Repetitivo sobre fila de bancos no STJ coloca em jogo presunção de dano moral
Um consumidor aguarda na fila presencial de um banco para ser atendido. O tempo passa e a sua vez, contudo, parece cada vez mais distante de chegar. A cena é comum em instituições financeiras no Brasil e impulsiona centenas de litígios na Justiça.
Sem obter solução na esfera extrajudicial, clientes que esperaram mais tempo na fila de serviços bancários do que prevê a legislação local têm lavrado boletins de ocorrência e contratado advogados para recorrer ao Poder Judiciário, pleiteando indenização por “dano moral presumido”.

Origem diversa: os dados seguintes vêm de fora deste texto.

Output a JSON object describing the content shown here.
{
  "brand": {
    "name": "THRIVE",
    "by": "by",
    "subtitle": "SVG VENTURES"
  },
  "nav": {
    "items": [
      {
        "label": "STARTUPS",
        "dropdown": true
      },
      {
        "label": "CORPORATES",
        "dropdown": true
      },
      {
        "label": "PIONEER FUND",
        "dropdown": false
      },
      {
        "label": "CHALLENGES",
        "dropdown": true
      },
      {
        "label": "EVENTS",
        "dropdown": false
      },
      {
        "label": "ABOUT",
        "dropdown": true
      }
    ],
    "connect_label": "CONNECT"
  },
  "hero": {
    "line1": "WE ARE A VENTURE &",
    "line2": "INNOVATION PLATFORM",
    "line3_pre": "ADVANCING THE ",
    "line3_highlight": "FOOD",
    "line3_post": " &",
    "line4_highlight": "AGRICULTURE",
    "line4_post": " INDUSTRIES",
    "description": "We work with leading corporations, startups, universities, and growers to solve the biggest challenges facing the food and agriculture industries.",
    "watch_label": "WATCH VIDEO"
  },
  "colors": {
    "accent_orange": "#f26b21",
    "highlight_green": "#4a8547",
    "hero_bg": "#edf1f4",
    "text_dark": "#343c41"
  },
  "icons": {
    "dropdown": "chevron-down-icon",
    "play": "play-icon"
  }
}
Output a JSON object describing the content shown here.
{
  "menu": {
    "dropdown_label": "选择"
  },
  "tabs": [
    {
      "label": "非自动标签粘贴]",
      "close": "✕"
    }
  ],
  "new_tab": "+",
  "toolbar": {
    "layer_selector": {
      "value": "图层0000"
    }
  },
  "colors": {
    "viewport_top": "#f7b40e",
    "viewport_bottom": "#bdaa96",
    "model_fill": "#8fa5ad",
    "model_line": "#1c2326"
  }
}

Segundo o ministro Ricardo Villas Bôas Cueva, do Superior Tribunal de Justiça, há um “número expressivo” de processos em trâmite que envolvem a controvérsia. No último dia 24 de maio, o magistrado admitiu a pauta para julgamento sob o rito dos recursos repetitivos.

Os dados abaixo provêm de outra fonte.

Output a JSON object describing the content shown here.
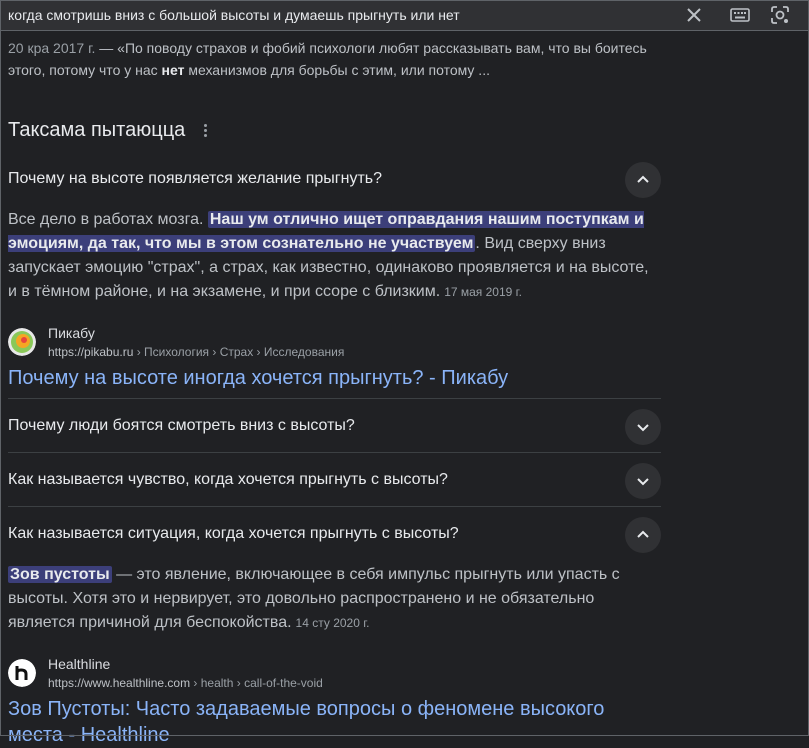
{
  "search": {
    "query": "когда смотришь вниз с большой высоты и думаешь прыгнуть или нет"
  },
  "top_snippet": {
    "date": "20 кра 2017 г.",
    "dash": " — ",
    "text_before": "«По поводу страхов и фобий психологи любят рассказывать вам, что вы боитесь этого, потому что у нас ",
    "bold": "нет",
    "text_after": " механизмов для борьбы с этим, или потому ..."
  },
  "paa": {
    "title": "Таксама пытаюцца",
    "questions": [
      {
        "question": "Почему на высоте появляется желание прыгнуть?",
        "expanded": true,
        "answer_prefix": "Все дело в работах мозга. ",
        "answer_highlight": "Наш ум отлично ищет оправдания нашим поступкам и эмоциям, да так, что мы в этом сознательно не участвуем",
        "answer_suffix": ". Вид сверху вниз запускает эмоцию \"страх\", а страх, как известно, одинаково проявляется и на высоте, и в тёмном районе, и на экзамене, и при ссоре с близким.",
        "answer_date": "17 мая 2019 г.",
        "source_name": "Пикабу",
        "source_url_base": "https://pikabu.ru",
        "source_url_path": " › Психология › Страх › Исследования",
        "link_title": "Почему на высоте иногда хочется прыгнуть? - Пикабу"
      },
      {
        "question": "Почему люди боятся смотреть вниз с высоты?",
        "expanded": false
      },
      {
        "question": "Как называется чувство, когда хочется прыгнуть с высоты?",
        "expanded": false
      },
      {
        "question": "Как называется ситуация, когда хочется прыгнуть с высоты?",
        "expanded": true,
        "answer_prefix": "",
        "answer_highlight": "Зов пустоты",
        "answer_suffix": " — это явление, включающее в себя импульс прыгнуть или упасть с высоты. Хотя это и нервирует, это довольно распространено и не обязательно является причиной для беспокойства.",
        "answer_date": "14 сту 2020 г.",
        "source_name": "Healthline",
        "source_url_base": "https://www.healthline.com",
        "source_url_path": " › health › call-of-the-void",
        "link_title": "Зов Пустоты: Часто задаваемые вопросы о феномене высокого места - Healthline"
      }
    ]
  },
  "colors": {
    "background": "#202124",
    "link": "#8ab4f8",
    "highlight": "#3c3f7a"
  }
}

Ainda não existe um entendimento unificado entre os magistrados sobre o assunto. De um lado, há os que defendem que a espera em fila de banco não ofende os direitos de personalidade e, portanto, não seria indenizável.
De outro, julgadores consideram que o prejuízo deve, sim, ser indenizado, porque o tempo da pessoa é um “objeto dos direitos da personalidade”.

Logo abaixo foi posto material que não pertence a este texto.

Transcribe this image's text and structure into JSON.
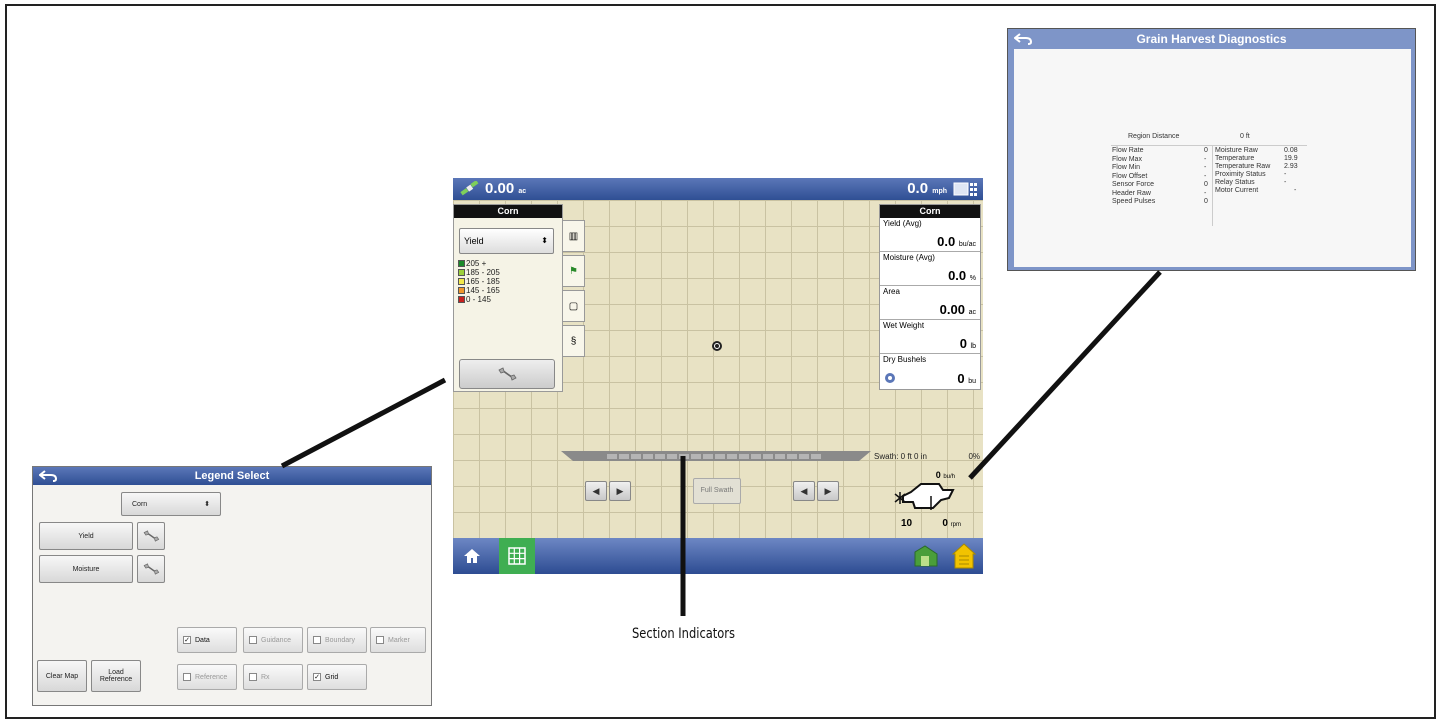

Com o julgamento, a Corte irá definir “se a demora na prestação de serviços bancários superior ao tempo previsto em legislação específica gera dano moral individual in re ipsa apto a ensejar indenização ao consumidor”.
O objetivo é definir se a lentidão excessiva para atendimento bancário presencial gera um tipo de dano moral em que o consumidor não precisaria comprovar a ocorrência efetiva do prejuízo — modalidade conhecida como “dano moral presumido” ou in re ipsa.
O recurso especial indicado pelo tribunal de origem como representativo da controvérsia é do Banco do Brasil contra decisão do Tribunal de Justiça de Goiás (TJ-GO).
Em agosto de 2020, o colegiado fixou, por unanimidade de votos do Órgão Especial, a tese de que a demora no atendimento bancário em prazo superior aos definidos em legislação específica “gera dano moral passível de reparação” ao consumidor.
O TJ-GO considerou que esse dano é presumido, embora admita a produção de prova em contrário (juris tantum). Ao STJ, o banco, por sua vez, alegou que não existem indícios do dano alegado no caso concreto.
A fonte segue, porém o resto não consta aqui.